È vero che Facebook ultimamente è stato nell’occhio del ciclone per il suo programma di pubblicità Beacon. Agli utenti veniva recapitato un messaggio che diceva che i loro amici avevano fatto acquisti in un certo negozio online. Furono 46 mila gli utenti a reputare questo tipo di pubblicità troppo invasiva, tanto che giunsero a firmare una petizione dal titolo «Facebook, smettila di invadere la mia privacy!».
E per di più, voi utenti di Facebook avete mai letto davvero l’informativa sulla privacy? Ti dice che non è che di privacy ne hai poi molta.
Facebook fa finta di essere un luogo di libertà, ma in realtà è più simile a un regime totalitario virtuale mosso dall’ideologia, con una popolazione che molto presto sarà superiore a quella del Regno Unito. Thiel e gli altri hanno dato vita al loro paese, un paese di consumatori.

Ora, voi, come Thiel e gli altri nuovi signori del ciberuniverso, potreste reputare questo esperimento sociale tremendamente eccitante. Ecco qui finalmente lo Stato illuminista desiderato ardentemente fin dal tempo in cui i Puritani, nel XVII secolo salparono verso l’America del Nord. Un mondo dove tutti sono liberi di esprimersi come vogliono, a seconda di chi li sta guardando. I confini nazionali sono un’anticaglia. Tutti ora fanno capriole insieme in uno spazio virtuale dove ci si può esprimere a ruota libera.

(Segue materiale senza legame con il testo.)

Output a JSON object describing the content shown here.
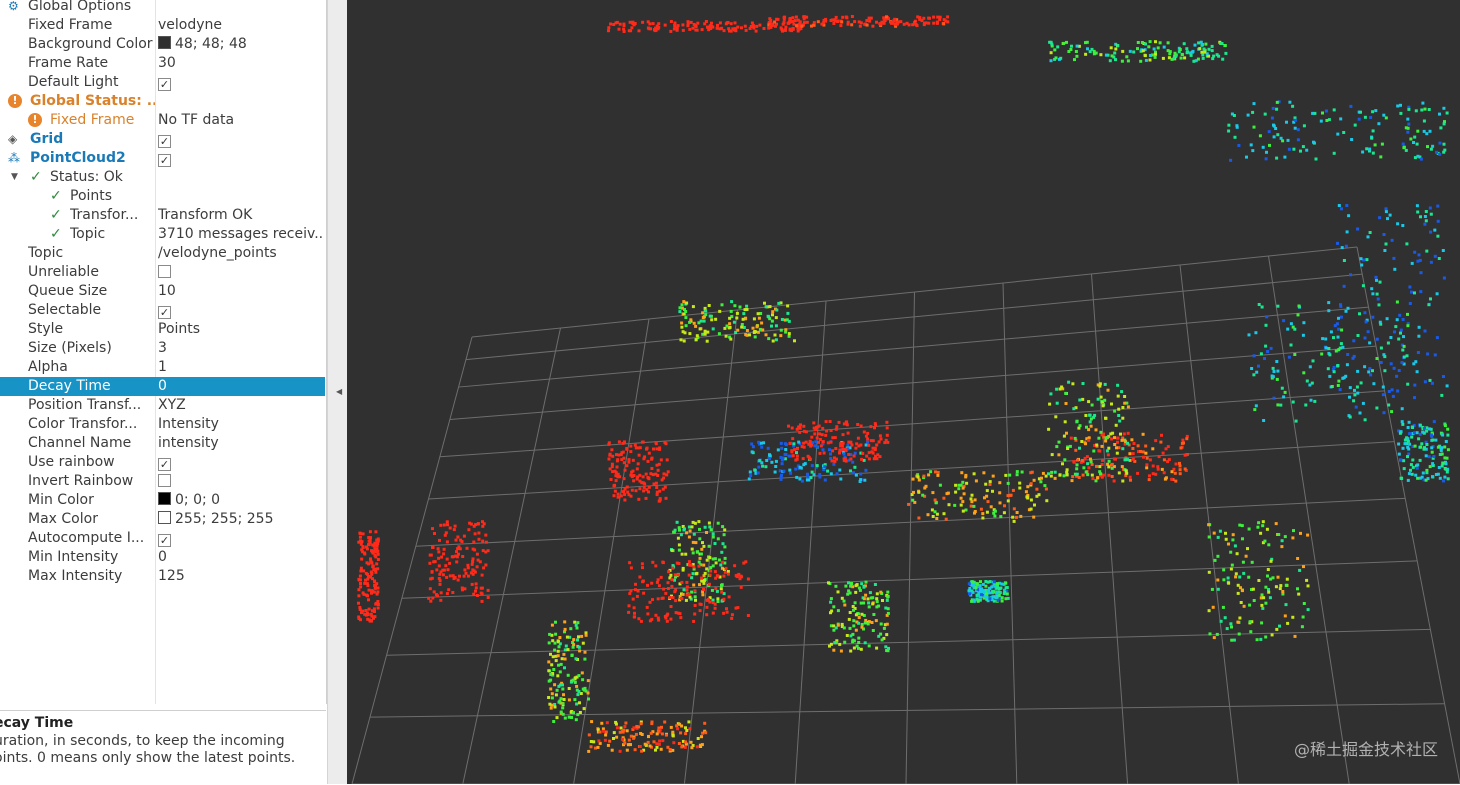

La natura è stata conquistata attraverso l’illimitata ingegnosità umana. E voi potreste decidere di inviare a quel geniale investitore di Thiel tutti i vostri soldi, aspettando con impazienza la quotazione ufficiale dell’inarrestabile Facebook.


O, in alternativa, potreste riflettere e rifiutare di essere parte di questo ben foraggiato programma, volto a creare un’arida repubblica virtuale, dove voi stessi e le vostre relazioni con gli amici siete convertiti in merce da vendere ai colossi multinazionali. Potreste decidere di non essere parte di questa Opa contro il mondo.

Per quanto mi riguarda, rifuggirò Facebook, rimarrò scollegato il più possibile, e trascorrerò il tempo che ho risparmiato non andando su Facebook facendo qualcosa di utile, come leggere un libro. Perché sprecare il mio tempo su Facebook quando non ho ancora letto l’Endimione di Keats? Quando devo piantare semi nel mio orto? Non voglio rifuggire la natura, anzi, mi ci voglio ricollegare. Al diavolo l’aria condizionata! E se avessi voglia di mettermi in contatto con la gente intorno a me, tornerei a usare un’antica tecnologia. È gratis, è facile da usare e ti permette un’esperienza di condivisione di informazioni senza pari: è la parola."